Katarina Mladenovic edited this page Apr 11, 2024 · 1 revision

Metagenomic analysis of the Ethiopian cohort

Go back to the main PhyloPhlAn 3 Tutorial - Main Page


Before starting, make sure to have PhyloPhlAn 3 installed.

  • Make sure PhyloPhlAn 3 scripts are executable and available in your command line
  • The commands in this tutorial assume that you are inside the tutorial folder examples/03_metagenomic
  • All the steps below are reported in the run_03.sh script

By following these steps, the user will be able to build two heatmaps of the 21 species-level genome bins (SGBs) most prevalent in 50 Ethiopian metagenomes.

Step 1. Download the Ethiopian genome bins

The Ethiopian metagenomes from which the genomes bins for this example were assembled are deposited in NCBI with Bioproject: PRJNA504891.
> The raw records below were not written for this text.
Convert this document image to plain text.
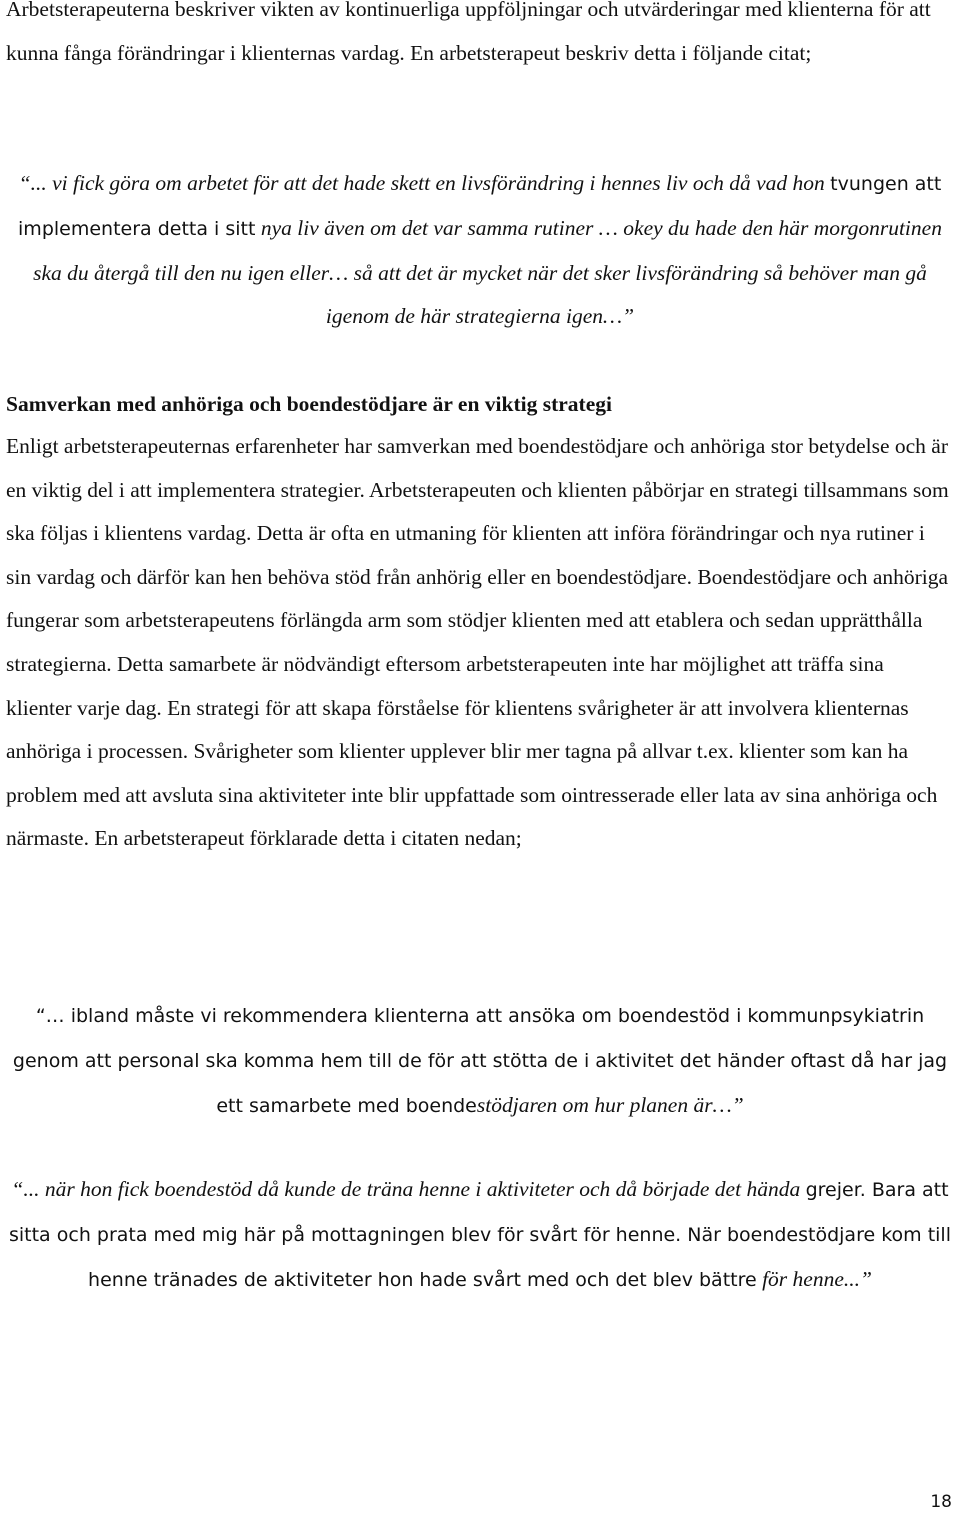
Arbetsterapeuterna beskriver vikten av kontinuerliga uppföljningar och utvärderingar med klienterna för att kunna fånga förändringar i klienternas vardag. En arbetsterapeut beskriv detta i följande citat;

“... vi fick göra om arbetet för att det hade skett en livsförändring i hennes liv och då vad hon tvungen att implementera detta i sitt nya liv även om det var samma rutiner … okey du hade den här morgonrutinen ska du återgå till den nu igen eller… så att det är mycket när det sker livsförändring så behöver man gå igenom de här strategierna igen…”

Samverkan med anhöriga och boendestödjare är en viktig strategi

Enligt arbetsterapeuternas erfarenheter har samverkan med boendestödjare och anhöriga stor betydelse och är en viktig del i att implementera strategier. Arbetsterapeuten och klienten påbörjar en strategi tillsammans som ska följas i klientens vardag. Detta är ofta en utmaning för klienten att införa förändringar och nya rutiner i sin vardag och därför kan hen behöva stöd från anhörig eller en boendestödjare. Boendestödjare och anhöriga fungerar som arbetsterapeutens förlängda arm som stödjer klienten med att etablera och sedan upprätthålla strategierna. Detta samarbete är nödvändigt eftersom arbetsterapeuten inte har möjlighet att träffa sina klienter varje dag. En strategi för att skapa förståelse för klientens svårigheter är att involvera klienternas anhöriga i processen. Svårigheter som klienter upplever blir mer tagna på allvar t.ex. klienter som kan ha problem med att avsluta sina aktiviteter inte blir uppfattade som ointresserade eller lata av sina anhöriga och närmaste. En arbetsterapeut förklarade detta i citaten nedan;

“… ibland måste vi rekommendera klienterna att ansöka om boendestöd i kommunpsykiatrin genom att personal ska komma hem till de för att stötta de i aktivitet det händer oftast då har jag ett samarbete med boendestödjaren om hur planen är…”

“... när hon fick boendestöd då kunde de träna henne i aktiviteter och då började det hända grejer. Bara att sitta och prata med mig här på mottagningen blev för svårt för henne. När boendestödjare kom till henne tränades de aktiviteter hon hade svårt med och det blev bättre för henne...”

18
You can download the Ethiopian genome bins from here or retrieve them from the console as follows:

wget https://www.dropbox.com/s/fuafzwj67tguj31/ethiopian_mags.tar.bz2?dl=1 -O ethiopian_mags.tar.bz2
mkdir -p input_metagenomic
tar -xjf ethiopian_mags.tar.bz2 -C input_metagenomic/

Step 2. Assign a taxonomic label to each bin

With the following command, we will use the SGB release of January 2019 (MetaRefSGB, Pasolli E, et al. Cell 176.3 (2019)) to assign to each genome bin its closest SGB.

phylophlan_assign_sgbs \
    -i input_metagenomic \
    -o output_metagenomic \
    --nproc 4 \
    -n 1 \
    -d ethiopia_tutorial \
    --database_folder ethiopia_tutorial_db \
    --verbose 2>&1 | tee logs/phylophlan_metagenomic.log

In this case, for each genome bin, we are interested in only the closest SGB (-n 1), which is reported in the output. If the genome bin has a Mash distance <2% from the reported SGB, we can consider that bin as part of it and assign the SGB's taxonomic label.

Step 3. Heatmaps of the top 21 SGBs found in the Ethiopian metagenomes

This step allows you to visualize the top 21 SGBs found in the Ethiopian metagenomes.

To be able to do this, you need to provide a mapping file that maps each genome bin to the metagenome it was assembled from. The mapping file should be a tab-separated text file where the genome bins are listed in the first column and the corresponding metagenome in the second column.

For this example, we are providing the mapping file bin2meta.tsv present inside the example folder.

phylophlan_draw_metagenomic \
    -i output_metagenomic.tsv \
    -o output_heatmap \
    --map bin2meta.tsv \
    --top 20 \
    --verbose 2>&1 | tee logs/phylophlan_draw_metagenomic.log

This will produce two heatmaps:

  1. The first heatmap shows, for each metagenome, the presence/absence profile of the top 21 SGBs found in the Ethiopian cohort
  2. The second heatmap shows how many uSGBs, kSGBs, and unassigned bins are present in each metagenome

PhyloPhlAn 3: Example 03: Metagenomic application: presence / absence heatmap

PhyloPhlAn 3: Example 03: Metagenomic application: counter uSGBs, kSGBs, unassinged heatmap

What to do after the SGBs profiling?

The SGBs profiles of the Ethiopian cohort can be further analyzed focusing on some specific known and/or unknown SGBs.

For instance, if we focus on the common gut commensal Escherichia coli, we can put into phylogenetic context the 8 Ethiopian bins falling into kSGB 10068, as shown in 4. High-resolution phylogeny of genomes and MAGs of a known species (E. coli).

Moreover, if we focus on the most prevalent unknown SGB in the Ethiopian cohort (uSGB 19436), we can further phylogenetically characterize the 13 Ethiopian bins in the context of the reference genomes of the Proteobacteria phylum and the MAGs from Pasolli, E et al. Cell (2019) belonging to the same uSGB 19436, as shown in 5. Phylogenetically characterization of an unknown SGB from the Proteobacteria phylum.